As a beginner woodworker, I’m always gathering knowledge about the craft. While books have been insightful, and the Internet has been decent, nothing has taught me more than the couple of hours I spent with an old master this week.
Frank Tashiro, an American of Japanese descent, runs a small retail web site and showroom from his home in Seattle. Tashiro Hardware is a place where one can find a good selection of Japanese-style kataba and dozuki saws. This 90-year-old retired blacksmith made chisels, plane blades, knives and chains, among other things. When it comes to steel, you could say he’s got a handle on things.
With its door surrounded by bamboo, you could almost walk by his home/office without noticing the little doorstep, with “Frank Tashiro” lettered on the mailbox. He greeted me at the door and brought me in to see his wares. The front room is his showroom; the back room, his office. His full line of his saws and handles are on display boards, with merchandise organized in racks. He directed me to sit in a chair, and we small-talked for a moment. I told him I was looking for a dovetail saw. He was quick to locate a suitable specimen, then he asked me how much time I had. Because I was a stranger in town with nowhere to go that evening, my night was free.
He posed me a question, “How do you sharpen?” I responded that I used a pair of ceramic stones and free-handed things. He followed up with a, “But do you know how to sharpen things?” Indeed, I thought I knew how to sharpen, but had a feeling he would soon show me the error of my ways. Inside I was giggling like a little girl. “Sit here, in front of the workbench,” he beckoned, as he stooped to grab an old pail filled with tools. “Would you like to see how I sharpen?”
“What does it mean when we cut something?” I did my best to fumble through what I thought was correct, as he grabbed a small chalkboard to illustrate. He drew a row of dime-sized circles, and asked me to think on a molecular level about this.
“Does not the edge of the tool enter and divide the material?” He pushed a wooden wedge through his row of chalk molecules.
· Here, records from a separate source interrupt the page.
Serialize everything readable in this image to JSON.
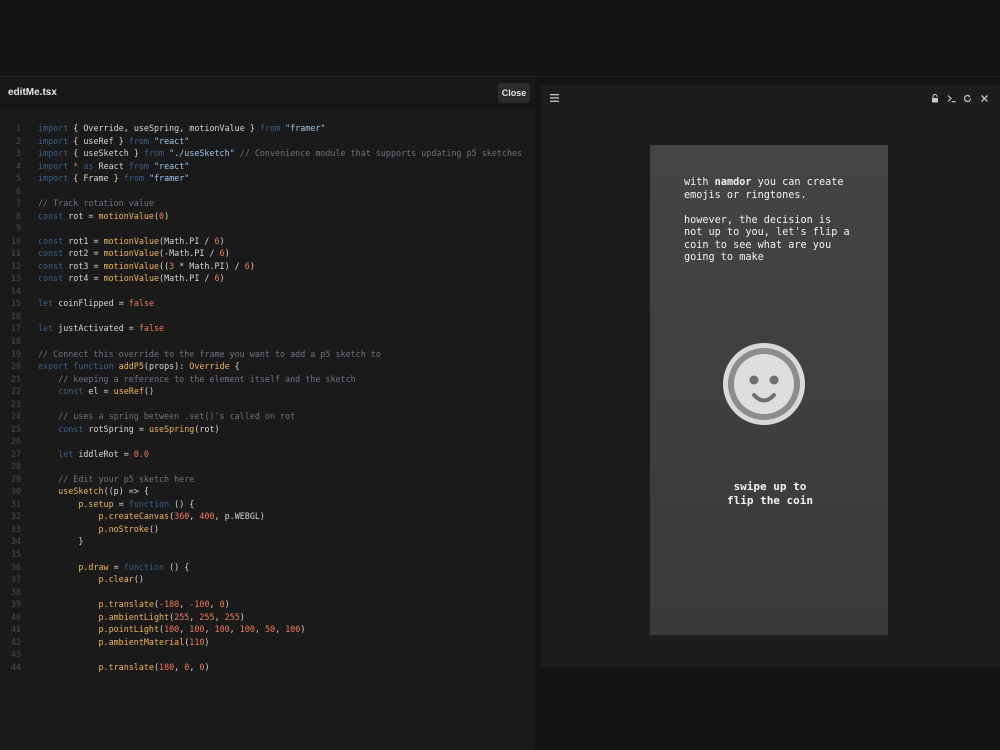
{
  "editor": {
    "file_name": "editMe.tsx",
    "close_label": "Close",
    "lines": [
      {
        "n": "1",
        "tokens": [
          {
            "t": "import",
            "c": "kw"
          },
          {
            "t": " { Override, useSpring, motionValue } ",
            "c": "plain"
          },
          {
            "t": "from",
            "c": "kw"
          },
          {
            "t": " \"framer\"",
            "c": "str"
          }
        ]
      },
      {
        "n": "2",
        "tokens": [
          {
            "t": "import",
            "c": "kw"
          },
          {
            "t": " { useRef } ",
            "c": "plain"
          },
          {
            "t": "from",
            "c": "kw"
          },
          {
            "t": " \"react\"",
            "c": "str"
          }
        ]
      },
      {
        "n": "3",
        "tokens": [
          {
            "t": "import",
            "c": "kw"
          },
          {
            "t": " { useSketch } ",
            "c": "plain"
          },
          {
            "t": "from",
            "c": "kw"
          },
          {
            "t": " \"./useSketch\"",
            "c": "str"
          },
          {
            "t": " // Convenience module that supports updating p5 sketches",
            "c": "comment"
          }
        ]
      },
      {
        "n": "4",
        "tokens": [
          {
            "t": "import",
            "c": "kw"
          },
          {
            "t": " *",
            "c": "op"
          },
          {
            "t": " as",
            "c": "kw"
          },
          {
            "t": " React ",
            "c": "plain"
          },
          {
            "t": "from",
            "c": "kw"
          },
          {
            "t": " \"react\"",
            "c": "str"
          }
        ]
      },
      {
        "n": "5",
        "tokens": [
          {
            "t": "import",
            "c": "kw"
          },
          {
            "t": " { Frame } ",
            "c": "plain"
          },
          {
            "t": "from",
            "c": "kw"
          },
          {
            "t": " \"framer\"",
            "c": "str"
          }
        ]
      },
      {
        "n": "6",
        "tokens": []
      },
      {
        "n": "7",
        "tokens": [
          {
            "t": "// Track rotation value",
            "c": "comment"
          }
        ]
      },
      {
        "n": "8",
        "tokens": [
          {
            "t": "const",
            "c": "kw"
          },
          {
            "t": " rot = ",
            "c": "plain"
          },
          {
            "t": "motionValue",
            "c": "fn"
          },
          {
            "t": "(",
            "c": "plain"
          },
          {
            "t": "0",
            "c": "num"
          },
          {
            "t": ")",
            "c": "plain"
          }
        ]
      },
      {
        "n": "9",
        "tokens": []
      },
      {
        "n": "10",
        "tokens": [
          {
            "t": "const",
            "c": "kw"
          },
          {
            "t": " rot1 = ",
            "c": "plain"
          },
          {
            "t": "motionValue",
            "c": "fn"
          },
          {
            "t": "(Math.PI / ",
            "c": "plain"
          },
          {
            "t": "6",
            "c": "num"
          },
          {
            "t": ")",
            "c": "plain"
          }
        ]
      },
      {
        "n": "11",
        "tokens": [
          {
            "t": "const",
            "c": "kw"
          },
          {
            "t": " rot2 = ",
            "c": "plain"
          },
          {
            "t": "motionValue",
            "c": "fn"
          },
          {
            "t": "(-Math.PI / ",
            "c": "plain"
          },
          {
            "t": "6",
            "c": "num"
          },
          {
            "t": ")",
            "c": "plain"
          }
        ]
      },
      {
        "n": "12",
        "tokens": [
          {
            "t": "const",
            "c": "kw"
          },
          {
            "t": " rot3 = ",
            "c": "plain"
          },
          {
            "t": "motionValue",
            "c": "fn"
          },
          {
            "t": "((",
            "c": "plain"
          },
          {
            "t": "3",
            "c": "num"
          },
          {
            "t": " * Math.PI) / ",
            "c": "plain"
          },
          {
            "t": "6",
            "c": "num"
          },
          {
            "t": ")",
            "c": "plain"
          }
        ]
      },
      {
        "n": "13",
        "tokens": [
          {
            "t": "const",
            "c": "kw"
          },
          {
            "t": " rot4 = ",
            "c": "plain"
          },
          {
            "t": "motionValue",
            "c": "fn"
          },
          {
            "t": "(Math.PI / ",
            "c": "plain"
          },
          {
            "t": "6",
            "c": "num"
          },
          {
            "t": ")",
            "c": "plain"
          }
        ]
      },
      {
        "n": "14",
        "tokens": []
      },
      {
        "n": "15",
        "tokens": [
          {
            "t": "let",
            "c": "kw"
          },
          {
            "t": " coinFlipped = ",
            "c": "plain"
          },
          {
            "t": "false",
            "c": "bool"
          }
        ]
      },
      {
        "n": "16",
        "tokens": []
      },
      {
        "n": "17",
        "tokens": [
          {
            "t": "let",
            "c": "kw"
          },
          {
            "t": " justActivated = ",
            "c": "plain"
          },
          {
            "t": "false",
            "c": "bool"
          }
        ]
      },
      {
        "n": "18",
        "tokens": []
      },
      {
        "n": "19",
        "tokens": [
          {
            "t": "// Connect this override to the frame you want to add a p5 sketch to",
            "c": "comment"
          }
        ]
      },
      {
        "n": "20",
        "tokens": [
          {
            "t": "export function",
            "c": "kw"
          },
          {
            "t": " addP5",
            "c": "fn"
          },
          {
            "t": "(props): ",
            "c": "plain"
          },
          {
            "t": "Override",
            "c": "fn"
          },
          {
            "t": " {",
            "c": "plain"
          }
        ]
      },
      {
        "n": "21",
        "tokens": [
          {
            "t": "    // keeping a reference to the element itself and the sketch",
            "c": "comment"
          }
        ]
      },
      {
        "n": "22",
        "tokens": [
          {
            "t": "    const",
            "c": "kw"
          },
          {
            "t": " el = ",
            "c": "plain"
          },
          {
            "t": "useRef",
            "c": "fn"
          },
          {
            "t": "()",
            "c": "plain"
          }
        ]
      },
      {
        "n": "23",
        "tokens": []
      },
      {
        "n": "24",
        "tokens": [
          {
            "t": "    // uses a spring between .set()'s called on rot",
            "c": "comment"
          }
        ]
      },
      {
        "n": "25",
        "tokens": [
          {
            "t": "    const",
            "c": "kw"
          },
          {
            "t": " rotSpring = ",
            "c": "plain"
          },
          {
            "t": "useSpring",
            "c": "fn"
          },
          {
            "t": "(rot)",
            "c": "plain"
          }
        ]
      },
      {
        "n": "26",
        "tokens": []
      },
      {
        "n": "27",
        "tokens": [
          {
            "t": "    let",
            "c": "kw"
          },
          {
            "t": " iddleRot = ",
            "c": "plain"
          },
          {
            "t": "0.0",
            "c": "num"
          }
        ]
      },
      {
        "n": "28",
        "tokens": []
      },
      {
        "n": "29",
        "tokens": [
          {
            "t": "    // Edit your p5 sketch here",
            "c": "comment"
          }
        ]
      },
      {
        "n": "30",
        "tokens": [
          {
            "t": "    useSketch",
            "c": "fn"
          },
          {
            "t": "((p) => {",
            "c": "plain"
          }
        ]
      },
      {
        "n": "31",
        "tokens": [
          {
            "t": "        p.setup",
            "c": "fn"
          },
          {
            "t": " = ",
            "c": "plain"
          },
          {
            "t": "function",
            "c": "kw"
          },
          {
            "t": " () {",
            "c": "plain"
          }
        ]
      },
      {
        "n": "32",
        "tokens": [
          {
            "t": "            p.createCanvas",
            "c": "fn"
          },
          {
            "t": "(",
            "c": "plain"
          },
          {
            "t": "360",
            "c": "num"
          },
          {
            "t": ", ",
            "c": "plain"
          },
          {
            "t": "400",
            "c": "num"
          },
          {
            "t": ", p.WEBGL)",
            "c": "plain"
          }
        ]
      },
      {
        "n": "33",
        "tokens": [
          {
            "t": "            p.noStroke",
            "c": "fn"
          },
          {
            "t": "()",
            "c": "plain"
          }
        ]
      },
      {
        "n": "34",
        "tokens": [
          {
            "t": "        }",
            "c": "plain"
          }
        ]
      },
      {
        "n": "35",
        "tokens": []
      },
      {
        "n": "36",
        "tokens": [
          {
            "t": "        p.draw",
            "c": "fn"
          },
          {
            "t": " = ",
            "c": "plain"
          },
          {
            "t": "function",
            "c": "kw"
          },
          {
            "t": " () {",
            "c": "plain"
          }
        ]
      },
      {
        "n": "37",
        "tokens": [
          {
            "t": "            p.clear",
            "c": "fn"
          },
          {
            "t": "()",
            "c": "plain"
          }
        ]
      },
      {
        "n": "38",
        "tokens": []
      },
      {
        "n": "39",
        "tokens": [
          {
            "t": "            p.translate",
            "c": "fn"
          },
          {
            "t": "(",
            "c": "plain"
          },
          {
            "t": "-180",
            "c": "num"
          },
          {
            "t": ", ",
            "c": "plain"
          },
          {
            "t": "-100",
            "c": "num"
          },
          {
            "t": ", ",
            "c": "plain"
          },
          {
            "t": "0",
            "c": "num"
          },
          {
            "t": ")",
            "c": "plain"
          }
        ]
      },
      {
        "n": "40",
        "tokens": [
          {
            "t": "            p.ambientLight",
            "c": "fn"
          },
          {
            "t": "(",
            "c": "plain"
          },
          {
            "t": "255",
            "c": "num"
          },
          {
            "t": ", ",
            "c": "plain"
          },
          {
            "t": "255",
            "c": "num"
          },
          {
            "t": ", ",
            "c": "plain"
          },
          {
            "t": "255",
            "c": "num"
          },
          {
            "t": ")",
            "c": "plain"
          }
        ]
      },
      {
        "n": "41",
        "tokens": [
          {
            "t": "            p.pointLight",
            "c": "fn"
          },
          {
            "t": "(",
            "c": "plain"
          },
          {
            "t": "100",
            "c": "num"
          },
          {
            "t": ", ",
            "c": "plain"
          },
          {
            "t": "100",
            "c": "num"
          },
          {
            "t": ", ",
            "c": "plain"
          },
          {
            "t": "100",
            "c": "num"
          },
          {
            "t": ", ",
            "c": "plain"
          },
          {
            "t": "100",
            "c": "num"
          },
          {
            "t": ", ",
            "c": "plain"
          },
          {
            "t": "50",
            "c": "num"
          },
          {
            "t": ", ",
            "c": "plain"
          },
          {
            "t": "100",
            "c": "num"
          },
          {
            "t": ")",
            "c": "plain"
          }
        ]
      },
      {
        "n": "42",
        "tokens": [
          {
            "t": "            p.ambientMaterial",
            "c": "fn"
          },
          {
            "t": "(",
            "c": "plain"
          },
          {
            "t": "110",
            "c": "num"
          },
          {
            "t": ")",
            "c": "plain"
          }
        ]
      },
      {
        "n": "43",
        "tokens": []
      },
      {
        "n": "44",
        "tokens": [
          {
            "t": "            p.translate",
            "c": "fn"
          },
          {
            "t": "(",
            "c": "plain"
          },
          {
            "t": "180",
            "c": "num"
          },
          {
            "t": ", ",
            "c": "plain"
          },
          {
            "t": "0",
            "c": "num"
          },
          {
            "t": ", ",
            "c": "plain"
          },
          {
            "t": "0",
            "c": "num"
          },
          {
            "t": ")",
            "c": "plain"
          }
        ]
      }
    ]
  },
  "preview": {
    "icons": {
      "menu": "menu-icon",
      "lock": "lock-icon",
      "terminal": "terminal-icon",
      "reload": "reload-icon",
      "close": "close-icon"
    },
    "phone": {
      "intro_prefix": "with ",
      "brand": "namdor",
      "intro_suffix": " you can create",
      "intro_line2": "emojis or ringtones.",
      "para2": [
        "however, the decision is",
        "not up to you, let's flip a",
        "coin to see what are you",
        "going to make"
      ],
      "swipe": [
        "swipe up to",
        "flip the coin"
      ]
    }
  }
}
A light came on in my mind. “Even if it is water or oil, at the moment the tool enters, it has divided the material, no?”
He explained tool edges this way: They all can be illustrated by drawing a mountain with its top lopped off, which is the tip of the tool. He drew this on his little chalkboard on the bench. Some have longer, shallow sloping sides. They are tough and last long before sharpening, but they may not cut the material as easily. (Enter and divide….) Other edges are steep and can cut well, but they may roll over or crumble at the edge.
He then demonstrated how to hold a tool at the correct angle to sharpen using simple handmade jigs. I would illustrate, but will simply say that none of his jigs have moving parts. “The most accurate method is to have no moving parts,” he emphasized. “Nobody can sharpen this better because it is based on a principle.” Another light came on for me.
On sharpening stones: He said it didn’t matter what one used. As long as you can get an edge that is too narrow to reflect light, you are sharp. His stone looked to be an ordinary oilstone. He said a great edge comes together at maybe three-ten-thousandths of an inch (.0003”), if we could measure that.
I also learned how to find square to a surface, using nothing more than a mirror. “You can even set your table saw blade or drill press square this way.” Light bulb.
He challenged me every step of the way, asking questions to make me think. I spent almost two hours mesmerized, feasting on his knowledge. What originally began as a trip to look at dovetail saws turned into a life-building experience. I was able to feel, maybe for a couple of short hours, like an apprentice learning from a dedicated master.
I asked if it would be OK if I made a recording of some of his teachings so I could refer to them later. He said that was unnecessary.
“Once you have been taught, you will know this forever.”